8 Tips For Surviving The Office Holiday Party

Office party antics.

2. Don't bitch about bosses.

It’s that time of year for the festive work party. The time when everyone lets their hair down, gets loose on the dance floor, and provides plenty of office gossip. But amidst the drunken antics and scandalous happenings, don’t be that person doing the walk of office-party shame the next morning! Here’s how to survive the office bash (and still keep your job!):

1. Don’t go wild at the free bar. Yes it’s a party. You’re having fun and the drinks are overflowing, but that’s no excuse to get ridiculously drunk. You probably won’t even realize your glass being constantly refilled, so pace yourself! Stumbling around or vomiting in front of your colleagues won’t bode well. Oh, and make sure you have some food before you decide to try the entire cocktail menu. 

2. Don't bitch about bosses. Parties have a way of releasing any work tensions and inhibitions. But now is not the time to moan to colleagues about your horrible bosses or your nemesis from advertising whom you simply cannot stand. You never know who might be eavesdropping, or worse still…it could be your nemesis from ads.

3. Dress to impress, not mortify. You may have agonized over your hot new party outfit for months, but make sure it’s suitable for the occasion. Here are a few pointers: if it’s too sheer, too short to sit down, too tight to dance, or shows so much cleavage you have to hold it up…don’t wear it! Avoid a fashion faux pas, or else you’re bound to have an embarrassing accident.

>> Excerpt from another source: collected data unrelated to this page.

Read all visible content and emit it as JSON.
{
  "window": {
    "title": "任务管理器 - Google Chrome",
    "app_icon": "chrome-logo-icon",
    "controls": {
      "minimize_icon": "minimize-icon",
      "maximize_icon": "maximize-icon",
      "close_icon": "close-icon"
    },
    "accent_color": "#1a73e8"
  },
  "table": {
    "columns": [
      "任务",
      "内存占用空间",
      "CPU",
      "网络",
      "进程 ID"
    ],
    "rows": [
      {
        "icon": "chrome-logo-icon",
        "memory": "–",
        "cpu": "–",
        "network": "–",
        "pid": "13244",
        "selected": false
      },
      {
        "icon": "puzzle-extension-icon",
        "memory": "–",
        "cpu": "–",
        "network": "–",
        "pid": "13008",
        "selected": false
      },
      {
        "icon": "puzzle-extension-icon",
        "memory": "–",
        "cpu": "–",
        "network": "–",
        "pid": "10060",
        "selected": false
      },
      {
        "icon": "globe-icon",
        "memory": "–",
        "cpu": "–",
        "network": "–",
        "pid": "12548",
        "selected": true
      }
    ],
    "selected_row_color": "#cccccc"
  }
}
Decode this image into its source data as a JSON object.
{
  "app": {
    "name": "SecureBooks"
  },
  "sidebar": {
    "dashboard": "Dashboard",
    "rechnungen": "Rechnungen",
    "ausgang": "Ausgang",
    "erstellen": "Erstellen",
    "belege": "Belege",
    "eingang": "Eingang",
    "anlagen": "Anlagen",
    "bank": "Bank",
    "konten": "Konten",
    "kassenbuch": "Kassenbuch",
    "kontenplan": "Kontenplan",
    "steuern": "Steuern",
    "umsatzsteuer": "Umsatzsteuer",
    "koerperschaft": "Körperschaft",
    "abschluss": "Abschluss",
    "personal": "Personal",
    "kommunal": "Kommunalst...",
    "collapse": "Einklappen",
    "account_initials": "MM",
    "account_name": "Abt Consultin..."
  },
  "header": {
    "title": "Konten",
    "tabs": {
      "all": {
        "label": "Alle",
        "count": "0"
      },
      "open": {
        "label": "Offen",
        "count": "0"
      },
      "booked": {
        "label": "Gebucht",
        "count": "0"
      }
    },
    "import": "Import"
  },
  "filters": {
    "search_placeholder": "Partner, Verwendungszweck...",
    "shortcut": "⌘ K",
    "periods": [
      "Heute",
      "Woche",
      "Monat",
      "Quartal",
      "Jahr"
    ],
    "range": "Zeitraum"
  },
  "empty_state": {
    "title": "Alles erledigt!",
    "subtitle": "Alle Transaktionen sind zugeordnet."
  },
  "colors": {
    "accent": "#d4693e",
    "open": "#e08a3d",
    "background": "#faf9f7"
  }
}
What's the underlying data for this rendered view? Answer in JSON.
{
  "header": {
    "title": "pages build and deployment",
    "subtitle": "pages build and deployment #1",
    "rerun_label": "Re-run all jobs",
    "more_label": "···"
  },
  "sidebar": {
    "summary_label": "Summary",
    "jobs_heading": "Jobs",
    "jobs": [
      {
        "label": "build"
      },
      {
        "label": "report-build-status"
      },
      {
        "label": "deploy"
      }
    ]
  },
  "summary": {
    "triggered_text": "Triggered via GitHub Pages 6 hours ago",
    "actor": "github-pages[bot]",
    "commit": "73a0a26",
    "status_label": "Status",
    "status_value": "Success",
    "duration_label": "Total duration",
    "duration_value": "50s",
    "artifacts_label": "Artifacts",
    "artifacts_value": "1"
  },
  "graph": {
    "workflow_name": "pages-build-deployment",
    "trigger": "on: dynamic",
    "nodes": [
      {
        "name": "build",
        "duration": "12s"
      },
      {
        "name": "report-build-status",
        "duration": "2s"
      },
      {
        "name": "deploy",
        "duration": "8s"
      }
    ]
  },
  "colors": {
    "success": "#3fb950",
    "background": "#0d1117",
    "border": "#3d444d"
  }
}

4. Buy appropriate Secret Santa gifts. The joys of buying a $10 ‘Secret Santa’ gift may be challenging — but no edible pants, butt plugs, or body chocolate (SORRY). You may have a sense of humor, but your recipient may not see the funny side. At least you can vow to stay ‘secret’ if it doesn’t go down so well. 

5. Wear shoes you can actually walk in. Sure, you want to show off your sexy stilettos or kitten heels, but make sure that you can walk in them. Tripping up, falling over, or limping isn’t doing you (or your sparkly footwear) any justice. Bring a spare pair of flats in the case of an emergency!

6. Never corner your boss to ask for a raise. You spot your boss in the room and decide, after one too many glasses, to approach them for a festive chat.  Don’t use this as an opportunity to mention the 'P words'  Pay Raise and Promotion — or to discuss this year’s meager bonus. This is not in the office, and he/she won’t care. Work matters are strictly forbidden! 

7. Don't confess undying love for a colleague. You’ve had a few drinks and spot the hot guy from IT that all the ladies are drooling over. Suddenly, you’ve found the courage to confess your feelings. But it ends up a babble of slurred words amplified over the rowdy crowds — while you stumble into him (those new shoes…). Then he looks at you with pity and nods his head. Hardly an intimate moment. 

8. Don’t be a Scrooge! Just because you’ve never got along with Patty from HR doesn’t mean you’ll go out of your way to ignore her for the evening. Put aside petty squabbles and share a festive drink or a dance. ‘Tis the season to be jolly, after all!